Elle s’abattit dans ses bras en sanglotant, et ils s’enlacèrent, en pleurant ensemble. Ce fut Houchemagne qui se reprit le premier et la repoussa.

— Nous ne pouvons pas nous aimer, Marcelle, ce serait abominable ; je ne suis pas libre, moi ; pensez à Jeanne. N’attendons pas que ce sentiment mauvais nous envahisse ; il est temps encore de réagir.

— Réagir ! fit-elle, en se redressant. Réagir ! mais votre amour, c’est ma vie ! Cesser de vous aimer, Nicolas ? Mais vous ne voyez donc pas ce qui se passe en moi ? Je ne suis plus rien qu’une chose qui vous aime.

Il tomba à genoux devant elle en se bouchant les yeux et les oreilles.

— Ayez pitié de moi, taisez-vous, ne voyez-vous pas que moi aussi, moi aussi… Et je ne peux pas, pourtant, je ne veux pas !

Marcelle prononça :

— C’est pour cela que je vais mourir.

Alors, il la reprit dans ses bras, saisi d’une inquiétude folle.
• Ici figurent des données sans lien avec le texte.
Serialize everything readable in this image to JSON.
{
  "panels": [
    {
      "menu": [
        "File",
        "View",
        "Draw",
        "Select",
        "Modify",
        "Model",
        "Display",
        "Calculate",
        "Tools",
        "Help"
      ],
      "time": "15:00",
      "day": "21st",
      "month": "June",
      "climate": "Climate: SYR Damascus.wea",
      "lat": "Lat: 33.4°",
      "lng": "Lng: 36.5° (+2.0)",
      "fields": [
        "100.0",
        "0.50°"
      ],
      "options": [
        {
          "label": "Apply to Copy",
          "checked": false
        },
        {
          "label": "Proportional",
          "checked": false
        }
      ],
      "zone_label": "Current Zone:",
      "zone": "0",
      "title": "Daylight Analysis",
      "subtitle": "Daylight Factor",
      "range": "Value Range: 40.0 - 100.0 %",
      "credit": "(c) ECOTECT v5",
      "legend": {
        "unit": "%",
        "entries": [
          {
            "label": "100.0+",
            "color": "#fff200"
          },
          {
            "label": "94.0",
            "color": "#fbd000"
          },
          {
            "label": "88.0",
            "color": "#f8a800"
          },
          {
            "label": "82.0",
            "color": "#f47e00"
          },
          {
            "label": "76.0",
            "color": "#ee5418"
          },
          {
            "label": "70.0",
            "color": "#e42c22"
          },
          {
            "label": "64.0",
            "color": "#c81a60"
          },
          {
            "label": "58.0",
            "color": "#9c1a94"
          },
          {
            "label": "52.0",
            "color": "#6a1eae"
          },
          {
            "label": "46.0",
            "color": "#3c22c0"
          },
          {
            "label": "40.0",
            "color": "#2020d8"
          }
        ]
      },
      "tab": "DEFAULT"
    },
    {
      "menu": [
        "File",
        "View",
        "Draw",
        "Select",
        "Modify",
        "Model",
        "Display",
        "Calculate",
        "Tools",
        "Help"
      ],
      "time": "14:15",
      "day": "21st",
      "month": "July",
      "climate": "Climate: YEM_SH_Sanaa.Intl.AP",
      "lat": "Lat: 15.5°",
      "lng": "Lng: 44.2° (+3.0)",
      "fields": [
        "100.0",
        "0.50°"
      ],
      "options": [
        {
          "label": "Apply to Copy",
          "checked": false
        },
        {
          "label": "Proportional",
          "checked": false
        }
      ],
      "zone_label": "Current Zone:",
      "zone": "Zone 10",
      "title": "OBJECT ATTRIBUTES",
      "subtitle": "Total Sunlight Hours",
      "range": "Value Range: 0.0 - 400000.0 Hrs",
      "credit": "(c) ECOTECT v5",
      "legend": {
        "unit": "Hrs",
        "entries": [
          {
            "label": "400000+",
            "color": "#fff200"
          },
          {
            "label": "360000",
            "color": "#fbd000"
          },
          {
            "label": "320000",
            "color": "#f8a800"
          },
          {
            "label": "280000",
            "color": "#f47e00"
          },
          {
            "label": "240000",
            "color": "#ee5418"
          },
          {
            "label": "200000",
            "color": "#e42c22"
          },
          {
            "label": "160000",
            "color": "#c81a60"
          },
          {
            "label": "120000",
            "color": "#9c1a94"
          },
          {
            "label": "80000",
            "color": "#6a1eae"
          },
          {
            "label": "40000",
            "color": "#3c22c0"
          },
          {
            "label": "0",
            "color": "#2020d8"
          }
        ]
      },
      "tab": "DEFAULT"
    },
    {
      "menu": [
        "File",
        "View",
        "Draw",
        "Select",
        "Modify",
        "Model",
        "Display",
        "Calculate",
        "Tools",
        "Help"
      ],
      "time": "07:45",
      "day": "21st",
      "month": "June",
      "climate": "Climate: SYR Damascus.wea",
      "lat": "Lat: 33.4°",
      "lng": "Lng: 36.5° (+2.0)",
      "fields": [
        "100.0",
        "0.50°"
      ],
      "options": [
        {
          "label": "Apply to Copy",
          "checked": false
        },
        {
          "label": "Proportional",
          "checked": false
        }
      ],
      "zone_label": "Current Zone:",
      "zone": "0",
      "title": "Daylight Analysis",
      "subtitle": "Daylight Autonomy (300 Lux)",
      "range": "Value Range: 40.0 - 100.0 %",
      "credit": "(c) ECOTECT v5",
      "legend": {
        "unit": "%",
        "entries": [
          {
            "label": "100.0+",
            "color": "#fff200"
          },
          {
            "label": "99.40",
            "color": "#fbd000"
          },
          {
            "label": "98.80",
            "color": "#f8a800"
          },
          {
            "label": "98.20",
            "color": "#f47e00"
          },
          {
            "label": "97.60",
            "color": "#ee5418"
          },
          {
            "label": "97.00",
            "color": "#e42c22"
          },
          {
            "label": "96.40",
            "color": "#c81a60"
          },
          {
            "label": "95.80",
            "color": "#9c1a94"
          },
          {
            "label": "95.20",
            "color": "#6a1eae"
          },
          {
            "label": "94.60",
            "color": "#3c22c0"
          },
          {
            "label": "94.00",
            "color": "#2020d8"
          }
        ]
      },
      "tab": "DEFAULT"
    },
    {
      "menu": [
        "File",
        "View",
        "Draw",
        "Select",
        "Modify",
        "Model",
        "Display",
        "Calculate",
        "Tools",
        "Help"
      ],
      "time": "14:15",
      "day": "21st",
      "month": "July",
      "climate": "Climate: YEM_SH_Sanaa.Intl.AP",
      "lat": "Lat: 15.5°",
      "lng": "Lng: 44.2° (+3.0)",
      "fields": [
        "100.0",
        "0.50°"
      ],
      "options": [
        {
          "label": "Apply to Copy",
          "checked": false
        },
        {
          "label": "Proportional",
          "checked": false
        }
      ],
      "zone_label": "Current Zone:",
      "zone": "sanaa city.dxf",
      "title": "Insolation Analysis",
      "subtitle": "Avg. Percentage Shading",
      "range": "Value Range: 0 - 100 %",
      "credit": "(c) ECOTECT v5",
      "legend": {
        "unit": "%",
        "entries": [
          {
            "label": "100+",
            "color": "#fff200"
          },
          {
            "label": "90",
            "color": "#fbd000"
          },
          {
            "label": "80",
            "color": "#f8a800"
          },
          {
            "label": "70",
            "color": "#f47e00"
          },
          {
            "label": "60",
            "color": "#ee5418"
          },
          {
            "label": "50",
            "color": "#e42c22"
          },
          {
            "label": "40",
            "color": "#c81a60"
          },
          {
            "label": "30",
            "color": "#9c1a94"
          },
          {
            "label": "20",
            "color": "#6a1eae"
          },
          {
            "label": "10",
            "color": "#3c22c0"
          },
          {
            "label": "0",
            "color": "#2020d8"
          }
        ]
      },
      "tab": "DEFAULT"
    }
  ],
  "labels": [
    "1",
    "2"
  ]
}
Non, ce n’était pas vrai, n’est-ce pas ; elle ne se tuerait pas ? Mais, plus il la regardait, plus il comprenait que cette fille taciturne et volontaire pouvait accomplir tout ce qu’elle aurait décidé. Elle disail :

— Croyez-vous que j’aurais peur ? La mort, je m’en moque. Vivre sans votre amour ! ah ! non, non. Bien d’autres qui ne me valaient pas ont eu la minute de courage nécessaire, je l’aurai, allez, Nicolas.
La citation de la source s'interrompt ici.